Once the bottling line at Newark is idled toward the end of the first quarter of 2015, single-serving containers of Rolling Rock finished in glass-lined tanks will only be available in cans, Anheuser-Busch says.
A switch to all-can production at Anheuser-Busch Co.’s Newark brewery means the loss of 60 jobs, but also a change in the tradition of one its brands produced there.
Newark is the only one of four Anheuser-Busch breweries where Rolling Rock is brewed that uses glass-lined finishing tanks for its beers, a celebrated component of the Rolling Rock brewing process.
It says so right there on the Rolling Rock bottle quoting from the quality pledge that dates to the brew’s roots in Latrobe, Pennsylvania: “From the glass lined tanks of Old Latrobe … .”

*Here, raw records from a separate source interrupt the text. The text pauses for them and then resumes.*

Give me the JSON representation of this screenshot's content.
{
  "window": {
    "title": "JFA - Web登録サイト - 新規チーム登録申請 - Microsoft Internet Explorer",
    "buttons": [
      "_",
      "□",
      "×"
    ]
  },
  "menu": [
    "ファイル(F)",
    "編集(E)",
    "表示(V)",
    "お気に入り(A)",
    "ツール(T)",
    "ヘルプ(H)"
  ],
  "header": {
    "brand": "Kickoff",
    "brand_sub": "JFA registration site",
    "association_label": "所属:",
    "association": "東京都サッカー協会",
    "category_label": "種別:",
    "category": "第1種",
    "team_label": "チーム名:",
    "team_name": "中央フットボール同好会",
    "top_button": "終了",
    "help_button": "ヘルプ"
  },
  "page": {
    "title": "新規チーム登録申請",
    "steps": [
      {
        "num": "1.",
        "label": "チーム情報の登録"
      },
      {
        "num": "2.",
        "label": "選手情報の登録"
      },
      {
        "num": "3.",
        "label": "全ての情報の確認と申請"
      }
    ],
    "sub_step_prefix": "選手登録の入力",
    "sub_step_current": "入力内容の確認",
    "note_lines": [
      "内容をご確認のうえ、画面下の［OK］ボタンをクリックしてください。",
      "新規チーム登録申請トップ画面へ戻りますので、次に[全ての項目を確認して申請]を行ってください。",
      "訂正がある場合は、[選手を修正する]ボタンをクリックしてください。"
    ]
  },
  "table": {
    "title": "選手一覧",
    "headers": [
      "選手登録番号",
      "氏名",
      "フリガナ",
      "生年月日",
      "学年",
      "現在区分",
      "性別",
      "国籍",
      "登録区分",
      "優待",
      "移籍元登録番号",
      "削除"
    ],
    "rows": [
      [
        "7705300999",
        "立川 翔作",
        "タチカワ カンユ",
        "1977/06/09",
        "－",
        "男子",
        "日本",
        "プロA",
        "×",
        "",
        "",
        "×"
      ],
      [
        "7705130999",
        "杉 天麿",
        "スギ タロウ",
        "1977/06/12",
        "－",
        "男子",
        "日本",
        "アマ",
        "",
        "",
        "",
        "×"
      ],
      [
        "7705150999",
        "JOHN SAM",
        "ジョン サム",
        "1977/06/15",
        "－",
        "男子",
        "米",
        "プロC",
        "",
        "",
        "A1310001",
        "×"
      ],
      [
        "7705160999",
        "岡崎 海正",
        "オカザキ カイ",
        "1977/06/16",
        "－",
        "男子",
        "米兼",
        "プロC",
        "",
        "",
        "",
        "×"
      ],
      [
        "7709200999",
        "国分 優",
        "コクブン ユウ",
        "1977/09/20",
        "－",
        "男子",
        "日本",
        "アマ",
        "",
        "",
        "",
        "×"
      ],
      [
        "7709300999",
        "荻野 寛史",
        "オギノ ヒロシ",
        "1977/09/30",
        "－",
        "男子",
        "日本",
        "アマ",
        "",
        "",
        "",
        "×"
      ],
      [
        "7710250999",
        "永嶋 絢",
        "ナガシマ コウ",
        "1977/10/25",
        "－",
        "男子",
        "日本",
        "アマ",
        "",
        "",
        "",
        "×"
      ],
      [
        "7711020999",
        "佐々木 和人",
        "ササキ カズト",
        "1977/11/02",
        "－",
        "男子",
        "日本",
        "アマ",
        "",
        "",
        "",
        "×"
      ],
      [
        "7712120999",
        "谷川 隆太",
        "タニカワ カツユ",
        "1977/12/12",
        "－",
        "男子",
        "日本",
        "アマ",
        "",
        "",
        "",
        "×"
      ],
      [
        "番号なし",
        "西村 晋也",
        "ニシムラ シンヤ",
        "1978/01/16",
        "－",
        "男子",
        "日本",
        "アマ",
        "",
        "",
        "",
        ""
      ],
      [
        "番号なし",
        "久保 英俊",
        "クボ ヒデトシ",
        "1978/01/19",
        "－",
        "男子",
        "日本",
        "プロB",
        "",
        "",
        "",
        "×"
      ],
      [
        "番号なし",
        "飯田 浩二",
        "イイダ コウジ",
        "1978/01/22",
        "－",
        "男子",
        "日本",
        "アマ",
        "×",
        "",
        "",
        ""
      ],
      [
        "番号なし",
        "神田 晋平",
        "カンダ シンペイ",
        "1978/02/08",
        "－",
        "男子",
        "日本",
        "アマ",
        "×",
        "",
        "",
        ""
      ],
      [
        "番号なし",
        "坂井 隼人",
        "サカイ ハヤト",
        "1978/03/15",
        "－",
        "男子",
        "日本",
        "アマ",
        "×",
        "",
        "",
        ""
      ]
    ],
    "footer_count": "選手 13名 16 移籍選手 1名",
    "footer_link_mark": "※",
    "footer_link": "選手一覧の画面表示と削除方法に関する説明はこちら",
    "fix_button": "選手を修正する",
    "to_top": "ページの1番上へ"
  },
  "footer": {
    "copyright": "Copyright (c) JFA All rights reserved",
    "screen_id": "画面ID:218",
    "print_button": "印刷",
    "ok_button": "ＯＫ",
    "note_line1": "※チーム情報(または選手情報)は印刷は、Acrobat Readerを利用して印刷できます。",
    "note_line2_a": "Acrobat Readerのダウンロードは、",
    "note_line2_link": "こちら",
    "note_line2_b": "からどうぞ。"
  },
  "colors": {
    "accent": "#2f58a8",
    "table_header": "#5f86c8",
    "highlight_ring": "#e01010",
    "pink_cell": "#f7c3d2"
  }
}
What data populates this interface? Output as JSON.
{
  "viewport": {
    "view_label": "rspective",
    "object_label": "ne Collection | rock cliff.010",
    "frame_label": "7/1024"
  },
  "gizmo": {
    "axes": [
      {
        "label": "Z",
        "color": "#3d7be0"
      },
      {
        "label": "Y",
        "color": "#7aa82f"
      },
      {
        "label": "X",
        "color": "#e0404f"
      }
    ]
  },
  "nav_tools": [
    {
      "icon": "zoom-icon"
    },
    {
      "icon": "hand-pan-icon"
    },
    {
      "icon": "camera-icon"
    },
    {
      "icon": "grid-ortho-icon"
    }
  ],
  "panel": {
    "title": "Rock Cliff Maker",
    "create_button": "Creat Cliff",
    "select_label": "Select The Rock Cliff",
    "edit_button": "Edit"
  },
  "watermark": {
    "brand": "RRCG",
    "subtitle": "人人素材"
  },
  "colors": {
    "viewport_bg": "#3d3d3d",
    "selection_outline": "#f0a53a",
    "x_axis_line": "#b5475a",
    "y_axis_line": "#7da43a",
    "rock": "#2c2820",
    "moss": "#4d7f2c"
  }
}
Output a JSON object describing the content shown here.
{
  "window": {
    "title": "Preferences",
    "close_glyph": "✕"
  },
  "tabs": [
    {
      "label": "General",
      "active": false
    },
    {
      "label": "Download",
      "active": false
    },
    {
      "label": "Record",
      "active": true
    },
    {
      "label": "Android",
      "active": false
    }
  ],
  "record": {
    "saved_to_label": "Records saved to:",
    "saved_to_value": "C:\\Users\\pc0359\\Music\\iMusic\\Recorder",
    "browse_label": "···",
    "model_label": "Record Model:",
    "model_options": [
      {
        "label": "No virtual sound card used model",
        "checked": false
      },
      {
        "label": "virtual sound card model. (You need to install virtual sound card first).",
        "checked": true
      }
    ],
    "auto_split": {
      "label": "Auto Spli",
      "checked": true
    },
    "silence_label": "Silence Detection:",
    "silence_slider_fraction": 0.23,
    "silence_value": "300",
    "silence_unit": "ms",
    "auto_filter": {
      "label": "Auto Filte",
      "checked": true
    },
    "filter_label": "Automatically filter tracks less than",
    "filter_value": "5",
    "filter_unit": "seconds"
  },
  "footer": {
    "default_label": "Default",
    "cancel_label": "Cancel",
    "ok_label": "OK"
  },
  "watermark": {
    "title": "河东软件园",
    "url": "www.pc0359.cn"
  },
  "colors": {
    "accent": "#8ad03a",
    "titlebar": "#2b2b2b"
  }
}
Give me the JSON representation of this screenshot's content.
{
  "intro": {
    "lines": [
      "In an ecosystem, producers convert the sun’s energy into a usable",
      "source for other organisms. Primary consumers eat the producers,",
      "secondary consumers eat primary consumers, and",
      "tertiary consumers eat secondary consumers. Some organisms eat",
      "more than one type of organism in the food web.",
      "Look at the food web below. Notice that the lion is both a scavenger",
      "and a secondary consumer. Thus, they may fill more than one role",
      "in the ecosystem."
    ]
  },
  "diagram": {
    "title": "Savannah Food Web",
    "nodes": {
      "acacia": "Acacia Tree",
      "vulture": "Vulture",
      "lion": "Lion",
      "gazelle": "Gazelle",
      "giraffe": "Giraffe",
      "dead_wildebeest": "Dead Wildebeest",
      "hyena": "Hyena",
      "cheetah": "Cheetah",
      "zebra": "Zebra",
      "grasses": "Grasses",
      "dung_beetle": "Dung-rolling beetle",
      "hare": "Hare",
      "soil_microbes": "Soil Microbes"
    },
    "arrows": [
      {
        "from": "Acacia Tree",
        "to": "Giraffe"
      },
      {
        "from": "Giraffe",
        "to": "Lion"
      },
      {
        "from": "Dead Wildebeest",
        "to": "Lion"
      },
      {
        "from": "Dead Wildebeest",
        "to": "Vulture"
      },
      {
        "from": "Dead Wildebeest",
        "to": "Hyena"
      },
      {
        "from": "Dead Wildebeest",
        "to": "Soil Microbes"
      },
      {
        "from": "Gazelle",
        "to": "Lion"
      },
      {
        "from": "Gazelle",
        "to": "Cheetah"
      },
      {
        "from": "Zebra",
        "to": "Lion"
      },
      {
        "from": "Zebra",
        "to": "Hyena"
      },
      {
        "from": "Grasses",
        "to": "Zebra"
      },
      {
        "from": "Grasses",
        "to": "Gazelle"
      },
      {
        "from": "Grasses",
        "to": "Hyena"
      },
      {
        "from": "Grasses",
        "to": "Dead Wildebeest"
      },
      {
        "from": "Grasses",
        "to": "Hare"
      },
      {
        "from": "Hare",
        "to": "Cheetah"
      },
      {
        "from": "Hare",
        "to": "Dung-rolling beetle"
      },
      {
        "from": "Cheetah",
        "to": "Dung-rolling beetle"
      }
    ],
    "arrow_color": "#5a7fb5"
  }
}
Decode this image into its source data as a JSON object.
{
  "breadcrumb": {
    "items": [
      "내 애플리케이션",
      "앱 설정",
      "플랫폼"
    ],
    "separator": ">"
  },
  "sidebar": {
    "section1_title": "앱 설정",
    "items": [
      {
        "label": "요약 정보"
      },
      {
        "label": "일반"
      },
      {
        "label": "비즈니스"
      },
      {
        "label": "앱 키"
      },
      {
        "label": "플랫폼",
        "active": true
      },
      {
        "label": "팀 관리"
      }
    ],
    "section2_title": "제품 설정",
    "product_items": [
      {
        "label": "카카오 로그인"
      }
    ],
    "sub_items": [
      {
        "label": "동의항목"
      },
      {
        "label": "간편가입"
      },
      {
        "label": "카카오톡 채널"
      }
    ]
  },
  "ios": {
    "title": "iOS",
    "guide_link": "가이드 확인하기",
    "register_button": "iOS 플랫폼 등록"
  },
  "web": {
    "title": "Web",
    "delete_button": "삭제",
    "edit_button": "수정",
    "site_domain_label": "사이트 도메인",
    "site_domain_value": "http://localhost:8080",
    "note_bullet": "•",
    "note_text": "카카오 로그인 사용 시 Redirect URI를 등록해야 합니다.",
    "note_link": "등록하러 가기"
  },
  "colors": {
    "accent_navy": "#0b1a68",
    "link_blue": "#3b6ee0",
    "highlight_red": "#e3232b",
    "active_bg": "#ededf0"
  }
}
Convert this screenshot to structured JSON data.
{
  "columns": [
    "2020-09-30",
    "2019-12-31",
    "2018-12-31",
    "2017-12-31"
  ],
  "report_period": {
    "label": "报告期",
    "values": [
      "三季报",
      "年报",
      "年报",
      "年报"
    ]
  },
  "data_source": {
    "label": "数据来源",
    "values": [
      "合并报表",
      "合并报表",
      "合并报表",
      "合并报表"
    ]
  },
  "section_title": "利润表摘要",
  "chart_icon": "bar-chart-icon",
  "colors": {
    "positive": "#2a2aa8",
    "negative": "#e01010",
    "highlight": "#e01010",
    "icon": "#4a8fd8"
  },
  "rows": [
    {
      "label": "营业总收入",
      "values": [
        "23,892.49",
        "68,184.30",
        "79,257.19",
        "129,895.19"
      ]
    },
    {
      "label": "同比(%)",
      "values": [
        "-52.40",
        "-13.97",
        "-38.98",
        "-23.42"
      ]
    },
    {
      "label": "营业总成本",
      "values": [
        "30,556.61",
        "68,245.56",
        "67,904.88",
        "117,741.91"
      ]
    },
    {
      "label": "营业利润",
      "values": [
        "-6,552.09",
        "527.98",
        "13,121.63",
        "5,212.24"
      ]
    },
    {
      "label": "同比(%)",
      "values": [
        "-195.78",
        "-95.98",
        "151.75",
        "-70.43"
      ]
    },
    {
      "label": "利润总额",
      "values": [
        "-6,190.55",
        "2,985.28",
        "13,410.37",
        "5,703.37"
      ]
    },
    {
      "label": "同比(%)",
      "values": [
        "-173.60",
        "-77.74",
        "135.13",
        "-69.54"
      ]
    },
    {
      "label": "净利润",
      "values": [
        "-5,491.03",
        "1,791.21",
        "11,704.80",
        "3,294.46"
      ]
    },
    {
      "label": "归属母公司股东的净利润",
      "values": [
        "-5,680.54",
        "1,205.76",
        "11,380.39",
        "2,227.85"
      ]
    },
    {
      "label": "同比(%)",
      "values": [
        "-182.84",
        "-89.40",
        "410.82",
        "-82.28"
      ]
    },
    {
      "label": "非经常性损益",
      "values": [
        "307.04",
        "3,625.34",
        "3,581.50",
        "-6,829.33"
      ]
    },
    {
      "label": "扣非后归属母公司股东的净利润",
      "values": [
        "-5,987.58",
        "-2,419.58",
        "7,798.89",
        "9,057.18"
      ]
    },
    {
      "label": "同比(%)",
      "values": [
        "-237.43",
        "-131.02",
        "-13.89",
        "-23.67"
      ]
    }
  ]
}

Once the bottling line at Newark is idled toward the end of the first quarter of 2015, single-serving containers of Rolling Rock finished in glass-lined tanks will only be available in cans, the company says; Rolling Rock in 12- and 7-ounce bottles will still be produced at Anheuser-Busch’s Baldwinsville, New York; Fort Collins, Colorado; and Los Angeles, California, breweries.
Not that the change will make much of a difference: Glass-lined walls have given way to stainless steel for finishing tanks as breweries have modernized over the past few decades, and the lining does not affect the final product, Anheuser-Busch says.
Anheuser-Busch in 2006 bought the Rolling Rock brand and moved production to Newark, in a deal The New York Times put at $82 million for the extra-pale lager recipe and Latrobe Brewing Co.
The brewing giant decided to idle the bottle line at Newark as part of an ongoing search “for ways to improve the way we do business, and this includes optimizing the capabilities of our brewery system to meet consumer and geographic needs,” Kevin Lee, general manager at the brewery, said in a statement.
The brewery announced the changeover to all-can production last week during meetings with employees.
“This decision is necessary to best operate the Newark brewery, which produces many of our signature brands, including Budweiser and Bud Light,” Lee stated. “We are always challenging ourselves to optimize capabilities at all of our breweries.”
The change appears to be long-term, given that that the bottle line’s multi-packer is being relocated, according to Lee, to Anheuser-Busch’s Williamsburg, Virginia, brewery.
Pete Kraemer, vice president of supply and head brewmaster for Anheuser-Busch, said in an email that despite the change, Rolling Rock will continue to be available in bottles. Nor the does change eliminate a bottle package for any of the company’s brands, he wrote.
“Anheuser-Busch is committed to and we continue to achieve Rolling Rock’s original profile,” he said in the email. “Brewing is an art and a science. Each day we taste the beers being produced at every stage of the process — from the water used to rinse the bottles to the final packaged product — to ensure consistency and quality.
“These exacting standards ensure that Rolling Rock beer drinkers will receive the same premium extra-pale lager they expect.”